Opinion: Why is it that people who live in flight paths, lie about never hearing the aircraft?

By
Stephen Corby
September 14, 2022
Does anybody ever really get used to the noise of planes overhead? Photo: Lester Ranby

There are only three kinds of people in the world, those who are driven to distraction by plane noise, those lucky, blessed souls who don’t live in the flight path and don’t have to worry about it, and people who lie.

Strangely, there are a lot of these dishonest dissemblers around, particularly in the suburb I have moved to, which doesn’t, thank goodness, have aircraft noise every day. Unfortunately, on the days that it does, it is loud enough to vibrate windows, frighten dogs and wake humans, even, I’m betting, dead ones.

And yet my neighbours will look me in the eye, as I plead with them, sobbing, “why didn’t somebody TELL me about the planes?” (yes, I should probably have done more research but we bought the place when the international borders were shut and the skies were blissfully quiet) and tell me that they don’t know what I’m banging on about, that they don’t even notice the noise (this is sometimes followed by a little sotto voce “any more”).

I was lucky enough, for many years, to live in some of the miraculous Sydney suburbs not ear bashed by the plane noise a city inevitably must suffer when someone makes the decision to build an airport within a short drive of the CBD.

One of them was Balmain, a miraculous enclave of wonders, just three kilometres from the CBD, that gets virtually plane noise at all. Recently, since leaving its intermittent-birdsong-over-silence shores, I have developed a sneaking suspicion that all of the people who work in air traffic control at Sydney Airport live there.

Speaking of these “people”, I’m not sure that they are human, although it’s possible that they’re just sociopaths. As I lie in bed, morning broken by the deep, bowel-grumbling roar of jet engines, I picture them as a mix between Grand Moff Tarkin (Darth Vader’s co-worker) and the T-1000 from Terminator.

Rather than gazing at a map of a soon-to-be pulverised Alderaan, the Supreme Traffic Controllers, bathed in red light and wearing black leather in my fever vision, are staring down at a map of Sydney and deciding whose turn it is to suffer.

Because this is the cruel thing, you see, in a suburb like mine. No doubt there are places nearer the airport where the jets barely cease, but where I live, you can go multiple, beautiful days with no flight movements at all. This is just the Controllers messing with you; it is the cruel, silent sting of hope.

And then, one morning, sometimes as early as 5.01am (theoretically, the lockout in Sydney is from 11pm to 6am, because some tormentor decided that seven hours is enough sleep for city dwellers, but in fact they are allowed to schedule some “limited movements” in the “shoulder periods” between 11 and midnight and 5am and 6am), the Supremer Controller will cackle, somewhere in a Dark Tower in Mascot, point at the map and shout: “Hit them in Gladesville and Drummoyne! Hit them HARD! I have received intelligence that some people in those suburbs had a late night and are horribly hungover!”
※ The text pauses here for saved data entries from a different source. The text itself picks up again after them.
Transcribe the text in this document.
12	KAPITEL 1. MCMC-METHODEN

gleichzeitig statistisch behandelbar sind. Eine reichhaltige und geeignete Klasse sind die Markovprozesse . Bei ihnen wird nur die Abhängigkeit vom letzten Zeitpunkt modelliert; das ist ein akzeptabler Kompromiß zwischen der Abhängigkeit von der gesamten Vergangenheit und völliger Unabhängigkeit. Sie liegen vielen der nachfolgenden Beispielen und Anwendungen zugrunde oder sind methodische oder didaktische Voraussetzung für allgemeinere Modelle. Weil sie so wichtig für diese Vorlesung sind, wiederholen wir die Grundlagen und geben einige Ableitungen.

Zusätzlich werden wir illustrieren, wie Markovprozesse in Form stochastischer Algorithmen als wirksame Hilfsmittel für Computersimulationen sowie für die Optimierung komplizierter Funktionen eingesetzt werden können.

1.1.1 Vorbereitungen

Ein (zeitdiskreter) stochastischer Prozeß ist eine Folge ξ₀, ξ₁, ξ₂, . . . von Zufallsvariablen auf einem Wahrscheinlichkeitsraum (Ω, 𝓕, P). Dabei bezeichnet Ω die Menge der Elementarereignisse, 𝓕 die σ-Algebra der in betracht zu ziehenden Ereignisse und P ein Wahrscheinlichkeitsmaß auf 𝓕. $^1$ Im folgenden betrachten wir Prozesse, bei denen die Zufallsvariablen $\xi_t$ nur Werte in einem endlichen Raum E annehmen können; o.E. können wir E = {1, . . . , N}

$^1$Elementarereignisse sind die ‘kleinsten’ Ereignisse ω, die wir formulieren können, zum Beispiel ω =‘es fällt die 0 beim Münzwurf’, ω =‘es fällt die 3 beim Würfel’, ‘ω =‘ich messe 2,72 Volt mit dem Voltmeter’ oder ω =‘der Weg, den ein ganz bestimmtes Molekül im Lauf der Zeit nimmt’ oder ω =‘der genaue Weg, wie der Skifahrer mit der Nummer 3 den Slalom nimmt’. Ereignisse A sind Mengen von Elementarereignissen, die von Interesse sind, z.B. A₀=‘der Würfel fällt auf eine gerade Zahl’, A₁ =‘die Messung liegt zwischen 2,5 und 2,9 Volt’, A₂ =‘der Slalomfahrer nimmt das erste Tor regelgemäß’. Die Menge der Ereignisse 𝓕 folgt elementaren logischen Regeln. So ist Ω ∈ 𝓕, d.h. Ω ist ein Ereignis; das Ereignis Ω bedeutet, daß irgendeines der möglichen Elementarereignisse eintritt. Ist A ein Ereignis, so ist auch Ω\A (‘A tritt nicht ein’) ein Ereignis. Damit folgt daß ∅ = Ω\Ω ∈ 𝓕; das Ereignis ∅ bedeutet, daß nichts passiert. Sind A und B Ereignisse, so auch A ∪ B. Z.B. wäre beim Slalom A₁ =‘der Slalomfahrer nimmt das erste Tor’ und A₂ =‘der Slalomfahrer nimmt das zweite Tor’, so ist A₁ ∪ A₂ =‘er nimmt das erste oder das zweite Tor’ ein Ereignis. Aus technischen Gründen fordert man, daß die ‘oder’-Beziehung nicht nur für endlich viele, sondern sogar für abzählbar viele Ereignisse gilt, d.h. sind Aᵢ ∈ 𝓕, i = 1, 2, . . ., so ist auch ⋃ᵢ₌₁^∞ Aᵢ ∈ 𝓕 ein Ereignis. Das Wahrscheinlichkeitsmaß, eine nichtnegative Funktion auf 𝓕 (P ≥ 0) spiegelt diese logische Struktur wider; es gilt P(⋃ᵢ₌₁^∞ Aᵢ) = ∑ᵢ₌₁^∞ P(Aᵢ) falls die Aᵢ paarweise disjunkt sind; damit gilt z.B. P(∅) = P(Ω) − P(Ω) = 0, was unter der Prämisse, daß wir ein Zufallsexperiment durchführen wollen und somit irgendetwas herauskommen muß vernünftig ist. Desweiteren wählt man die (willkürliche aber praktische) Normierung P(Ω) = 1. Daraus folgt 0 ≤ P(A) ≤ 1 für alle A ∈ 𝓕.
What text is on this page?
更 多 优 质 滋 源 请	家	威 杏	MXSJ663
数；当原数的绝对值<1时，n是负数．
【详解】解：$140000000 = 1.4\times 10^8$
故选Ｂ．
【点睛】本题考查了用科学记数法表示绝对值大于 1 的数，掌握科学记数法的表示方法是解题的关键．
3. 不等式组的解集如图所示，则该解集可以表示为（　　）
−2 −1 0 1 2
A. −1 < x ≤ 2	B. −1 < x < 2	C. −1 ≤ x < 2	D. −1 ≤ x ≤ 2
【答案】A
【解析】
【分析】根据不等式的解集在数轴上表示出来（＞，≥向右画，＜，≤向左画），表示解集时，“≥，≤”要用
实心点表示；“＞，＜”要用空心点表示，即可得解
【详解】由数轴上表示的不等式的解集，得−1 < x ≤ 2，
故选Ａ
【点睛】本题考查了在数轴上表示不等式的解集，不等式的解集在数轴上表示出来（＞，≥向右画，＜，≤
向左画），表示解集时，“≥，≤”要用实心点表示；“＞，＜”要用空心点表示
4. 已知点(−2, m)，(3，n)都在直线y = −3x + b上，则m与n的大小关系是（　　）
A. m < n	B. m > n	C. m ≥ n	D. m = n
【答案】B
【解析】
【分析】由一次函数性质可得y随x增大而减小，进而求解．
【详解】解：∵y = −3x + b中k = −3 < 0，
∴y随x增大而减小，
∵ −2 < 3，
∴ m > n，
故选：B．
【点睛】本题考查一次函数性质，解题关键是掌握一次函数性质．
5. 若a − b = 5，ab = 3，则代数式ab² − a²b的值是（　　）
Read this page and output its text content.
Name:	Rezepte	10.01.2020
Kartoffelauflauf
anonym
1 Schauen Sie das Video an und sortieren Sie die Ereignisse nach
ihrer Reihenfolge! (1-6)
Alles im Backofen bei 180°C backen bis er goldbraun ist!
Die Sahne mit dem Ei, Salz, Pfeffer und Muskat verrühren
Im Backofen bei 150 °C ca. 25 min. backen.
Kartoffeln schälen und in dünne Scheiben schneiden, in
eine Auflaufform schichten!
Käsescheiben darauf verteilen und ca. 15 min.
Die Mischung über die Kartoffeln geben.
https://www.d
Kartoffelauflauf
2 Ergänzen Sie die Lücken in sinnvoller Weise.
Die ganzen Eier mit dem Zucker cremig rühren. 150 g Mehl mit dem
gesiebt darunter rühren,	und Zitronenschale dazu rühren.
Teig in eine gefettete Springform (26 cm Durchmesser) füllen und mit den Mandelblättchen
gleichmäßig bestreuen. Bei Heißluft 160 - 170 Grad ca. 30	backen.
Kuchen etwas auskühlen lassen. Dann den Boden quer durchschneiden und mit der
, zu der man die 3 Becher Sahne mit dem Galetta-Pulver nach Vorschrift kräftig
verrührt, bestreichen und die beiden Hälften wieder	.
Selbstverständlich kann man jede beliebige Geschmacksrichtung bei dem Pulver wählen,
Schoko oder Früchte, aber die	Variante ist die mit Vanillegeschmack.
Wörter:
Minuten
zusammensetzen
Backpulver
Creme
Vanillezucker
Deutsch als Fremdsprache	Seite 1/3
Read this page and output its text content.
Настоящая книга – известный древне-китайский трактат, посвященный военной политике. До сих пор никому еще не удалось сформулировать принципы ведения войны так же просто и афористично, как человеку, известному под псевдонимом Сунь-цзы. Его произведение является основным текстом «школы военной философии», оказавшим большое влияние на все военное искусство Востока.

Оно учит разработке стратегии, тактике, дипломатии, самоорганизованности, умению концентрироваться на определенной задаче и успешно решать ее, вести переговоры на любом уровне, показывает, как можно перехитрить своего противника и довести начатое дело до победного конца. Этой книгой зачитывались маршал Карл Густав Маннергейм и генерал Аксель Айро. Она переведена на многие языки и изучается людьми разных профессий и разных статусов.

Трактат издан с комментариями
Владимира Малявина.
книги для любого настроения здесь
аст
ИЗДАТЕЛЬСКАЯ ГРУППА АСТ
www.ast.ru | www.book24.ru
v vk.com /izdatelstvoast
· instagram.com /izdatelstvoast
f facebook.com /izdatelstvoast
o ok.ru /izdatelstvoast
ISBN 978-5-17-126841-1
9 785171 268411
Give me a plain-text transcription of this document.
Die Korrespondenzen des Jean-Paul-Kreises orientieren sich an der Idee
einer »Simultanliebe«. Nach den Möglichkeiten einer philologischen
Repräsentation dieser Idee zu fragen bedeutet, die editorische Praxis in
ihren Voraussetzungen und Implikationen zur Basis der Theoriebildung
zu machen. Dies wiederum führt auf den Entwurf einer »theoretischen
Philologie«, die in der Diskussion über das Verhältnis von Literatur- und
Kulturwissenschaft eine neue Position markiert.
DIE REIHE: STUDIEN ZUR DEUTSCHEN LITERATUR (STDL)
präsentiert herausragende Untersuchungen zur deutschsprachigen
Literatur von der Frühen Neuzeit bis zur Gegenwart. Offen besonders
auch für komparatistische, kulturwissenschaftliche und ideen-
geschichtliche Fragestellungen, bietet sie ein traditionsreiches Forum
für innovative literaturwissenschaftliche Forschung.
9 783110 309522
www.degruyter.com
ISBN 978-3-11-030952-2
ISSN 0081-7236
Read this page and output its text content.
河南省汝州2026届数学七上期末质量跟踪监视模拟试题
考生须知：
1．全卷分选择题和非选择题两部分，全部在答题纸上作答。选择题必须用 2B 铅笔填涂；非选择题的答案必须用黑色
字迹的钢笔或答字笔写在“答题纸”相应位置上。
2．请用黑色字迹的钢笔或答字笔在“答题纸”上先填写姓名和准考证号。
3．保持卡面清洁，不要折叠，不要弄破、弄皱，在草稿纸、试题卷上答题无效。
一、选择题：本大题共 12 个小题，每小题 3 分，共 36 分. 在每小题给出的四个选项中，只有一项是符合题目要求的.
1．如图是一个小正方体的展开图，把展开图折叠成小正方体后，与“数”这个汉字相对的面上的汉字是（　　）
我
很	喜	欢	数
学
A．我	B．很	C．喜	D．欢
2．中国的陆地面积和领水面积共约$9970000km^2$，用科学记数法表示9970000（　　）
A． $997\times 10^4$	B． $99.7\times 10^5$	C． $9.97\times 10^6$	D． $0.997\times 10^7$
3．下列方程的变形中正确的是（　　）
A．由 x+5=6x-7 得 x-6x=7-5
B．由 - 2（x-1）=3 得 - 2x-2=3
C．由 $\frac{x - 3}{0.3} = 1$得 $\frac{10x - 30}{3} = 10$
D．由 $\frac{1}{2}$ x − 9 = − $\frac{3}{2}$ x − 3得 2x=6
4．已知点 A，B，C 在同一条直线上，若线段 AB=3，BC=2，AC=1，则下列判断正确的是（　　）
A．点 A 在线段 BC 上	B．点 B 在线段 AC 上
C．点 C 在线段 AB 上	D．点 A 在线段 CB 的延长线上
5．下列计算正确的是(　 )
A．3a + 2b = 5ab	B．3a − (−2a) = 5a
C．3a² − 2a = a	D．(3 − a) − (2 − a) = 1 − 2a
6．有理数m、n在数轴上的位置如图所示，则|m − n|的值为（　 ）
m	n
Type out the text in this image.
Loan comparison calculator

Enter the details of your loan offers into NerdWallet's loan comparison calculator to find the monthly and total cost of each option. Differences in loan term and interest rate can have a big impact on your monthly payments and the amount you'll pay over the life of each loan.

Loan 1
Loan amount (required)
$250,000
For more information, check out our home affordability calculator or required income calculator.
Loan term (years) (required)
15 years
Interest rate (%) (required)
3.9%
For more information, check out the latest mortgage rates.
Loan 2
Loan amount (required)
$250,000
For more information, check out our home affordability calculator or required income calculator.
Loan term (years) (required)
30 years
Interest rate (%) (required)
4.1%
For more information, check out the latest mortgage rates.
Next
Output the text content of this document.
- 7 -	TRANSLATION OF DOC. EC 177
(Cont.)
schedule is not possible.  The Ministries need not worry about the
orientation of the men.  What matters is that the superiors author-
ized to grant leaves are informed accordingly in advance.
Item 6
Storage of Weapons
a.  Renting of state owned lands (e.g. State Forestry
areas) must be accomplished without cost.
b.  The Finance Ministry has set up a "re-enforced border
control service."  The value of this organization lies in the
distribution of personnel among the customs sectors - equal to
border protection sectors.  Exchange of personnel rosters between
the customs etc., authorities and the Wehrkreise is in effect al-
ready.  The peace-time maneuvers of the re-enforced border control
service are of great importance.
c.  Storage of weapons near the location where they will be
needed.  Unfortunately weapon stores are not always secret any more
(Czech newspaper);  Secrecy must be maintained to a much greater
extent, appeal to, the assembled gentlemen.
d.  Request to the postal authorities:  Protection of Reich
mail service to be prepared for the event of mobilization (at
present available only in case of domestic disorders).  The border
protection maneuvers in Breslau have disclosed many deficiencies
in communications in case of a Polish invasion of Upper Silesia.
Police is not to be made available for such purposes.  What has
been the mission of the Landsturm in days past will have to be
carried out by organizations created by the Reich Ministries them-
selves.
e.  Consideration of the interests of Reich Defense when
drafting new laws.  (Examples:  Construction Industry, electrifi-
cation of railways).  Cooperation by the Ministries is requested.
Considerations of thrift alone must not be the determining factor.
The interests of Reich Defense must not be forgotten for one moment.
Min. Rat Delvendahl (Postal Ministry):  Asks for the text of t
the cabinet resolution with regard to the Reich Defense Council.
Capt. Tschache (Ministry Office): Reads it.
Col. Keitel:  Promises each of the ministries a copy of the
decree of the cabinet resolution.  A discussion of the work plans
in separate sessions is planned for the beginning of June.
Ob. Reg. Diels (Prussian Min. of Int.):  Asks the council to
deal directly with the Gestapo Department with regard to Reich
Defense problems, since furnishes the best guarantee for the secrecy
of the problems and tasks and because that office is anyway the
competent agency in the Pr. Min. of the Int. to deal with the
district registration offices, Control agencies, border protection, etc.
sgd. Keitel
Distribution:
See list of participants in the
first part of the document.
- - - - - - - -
And it’s not just the first, earthquake-like bed-rattler of the day, the Moff Tarkin Terminator also has his black-gloved hand on a dial that he can swivel at random to increase the frequency of large-plane landings: “Give them one … oh, every six minutes, then every 12 – just long enough so they think it’s over and start drifting back to sleep, then every THREE MINUTES!

“BWA HA HA HA HA!”

There was a point, about three months into the torment, after a particularly bad week in which the Controllers That Be decided to give us six days on and one off, at which point my wife and I seriously discussed selling up and leaving. Then we checked the prices in Balmain and just shoved our earplugs back in (yes, they kind of work, but when the very air in your bedroom is vibrating, it’s not enough).

Happily for my sanity, I recently found one neighbour who, away from the others and in a very conspiratorial tone, admits that he, too, absolutely hates the planes and considers whether life is worth living when they are in heavy rotation overhead. Fortunately for him, he’s a morning person and is usually awake at 5am anyway. Even so, it has driven him to give up working from home and head back to his CBD office, where it’s quieter.

What I find incredible is that Sydney is so smashed by plane noise that it’s not even a real-estate issue. Theoretically, suburbs in the flight path should be 50 per cent cheaper, at least, but there are just so many of them that you can’t even get a discount for being unable to sleep.

Personally, I don’t believe I will ever get used to the noise, although I might start lying to myself about it like everyone else, so I have decided to just embrace the ageing process instead. Hopefully, I will go deaf quite soon.